Appendix A, Informative: Code Layout Sample

# External records and functions:
.record Record1 <external>
.function Record1.function1(Record1 a0, f64 a1) <external>

.record Foo <java.extends=SomeRecord> {
    i32 member1 <java.access=private>
    i32 member2 <java.access=public>
    i32 member3 <java.access=static, java.instantiation=static>
}

.function Foo.constructor1(Foo a0) <java.ctor>
{
    # code for an overloaded "constructor" (whatever you mean by it)
}

.function Foo.constructor2(Foo a0, i32 a1) <java.ctor>
{
    # code for an overloaded "constructor" (whatever you mean by it)
}

.function Foo.func1(Foo a0, i32 a1) <java.access=public>
{
    # code
}

# "Interface" function:
.function Foo.func2(Foo a0, i32 a1) <noimpl>

.function entry_point(_panda_array_string a0)
{
    # After loading the binary, control will be transferred here
}

Apart from metadata annotations, Foo. prefixes (remaining a pure naming convention for the assembler!) can be additionally processed during linkage to "bind" functions to records making them "true" methods from the OOP world.

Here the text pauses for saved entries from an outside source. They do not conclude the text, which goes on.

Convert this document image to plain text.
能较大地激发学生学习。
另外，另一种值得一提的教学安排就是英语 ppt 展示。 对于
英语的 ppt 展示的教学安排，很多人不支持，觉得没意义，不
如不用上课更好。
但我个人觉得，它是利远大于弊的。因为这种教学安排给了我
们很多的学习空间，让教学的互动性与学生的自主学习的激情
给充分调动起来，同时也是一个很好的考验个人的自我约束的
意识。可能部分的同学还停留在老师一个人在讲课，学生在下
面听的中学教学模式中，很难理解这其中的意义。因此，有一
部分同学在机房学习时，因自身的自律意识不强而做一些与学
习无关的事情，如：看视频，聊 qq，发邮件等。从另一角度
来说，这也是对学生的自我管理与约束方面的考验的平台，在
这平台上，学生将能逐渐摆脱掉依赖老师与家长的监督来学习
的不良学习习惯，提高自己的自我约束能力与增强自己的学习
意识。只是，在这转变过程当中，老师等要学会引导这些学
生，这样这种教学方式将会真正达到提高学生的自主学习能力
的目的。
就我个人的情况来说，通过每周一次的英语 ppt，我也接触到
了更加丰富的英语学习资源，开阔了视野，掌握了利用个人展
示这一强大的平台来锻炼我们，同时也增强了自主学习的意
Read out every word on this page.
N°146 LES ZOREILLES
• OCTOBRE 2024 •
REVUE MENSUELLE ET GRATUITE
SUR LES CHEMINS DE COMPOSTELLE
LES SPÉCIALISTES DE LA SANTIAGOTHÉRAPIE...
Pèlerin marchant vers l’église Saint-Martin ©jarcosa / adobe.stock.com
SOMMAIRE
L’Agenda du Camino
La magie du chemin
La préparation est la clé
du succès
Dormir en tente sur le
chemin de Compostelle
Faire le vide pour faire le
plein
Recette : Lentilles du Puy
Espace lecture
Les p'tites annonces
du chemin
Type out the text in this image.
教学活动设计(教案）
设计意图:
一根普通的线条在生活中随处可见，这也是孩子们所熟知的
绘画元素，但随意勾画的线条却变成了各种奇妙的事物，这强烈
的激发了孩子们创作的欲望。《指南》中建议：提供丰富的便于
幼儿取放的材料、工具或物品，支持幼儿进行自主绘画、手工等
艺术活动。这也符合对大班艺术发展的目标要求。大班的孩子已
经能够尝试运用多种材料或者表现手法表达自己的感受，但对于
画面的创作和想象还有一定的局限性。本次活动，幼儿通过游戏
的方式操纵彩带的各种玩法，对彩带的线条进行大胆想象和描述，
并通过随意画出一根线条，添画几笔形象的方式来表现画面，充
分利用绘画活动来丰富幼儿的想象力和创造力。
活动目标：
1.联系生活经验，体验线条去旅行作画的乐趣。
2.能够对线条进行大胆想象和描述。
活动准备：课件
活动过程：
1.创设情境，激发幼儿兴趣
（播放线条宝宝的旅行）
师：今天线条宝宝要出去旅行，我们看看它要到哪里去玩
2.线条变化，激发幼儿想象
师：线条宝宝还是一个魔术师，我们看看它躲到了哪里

Strings and arrays can be thought as external record with some manipulating functions. There is no support for generics due to the low-level nature of the assembler, hence arrays of different types are implemented with different external record.

Appendix B, Informative: Mapping Panda Assembler TYpes to JVM Types

This section serves purely illustrative purposes.

Panda Assembler Type Corresponding JVM Type
u1 bool
u8 N/A
i8 byte
u16 char
i16 short
u32 N/A
i32 int
u64 N/A
i64 long
f32 float
f64 double
cref N/A
dref reference

Appendix C, TODO List

  • Specify cref and indirect calls to functions.
  • Elaborate on bytecode definition.
  • Compose formal definitions for literals.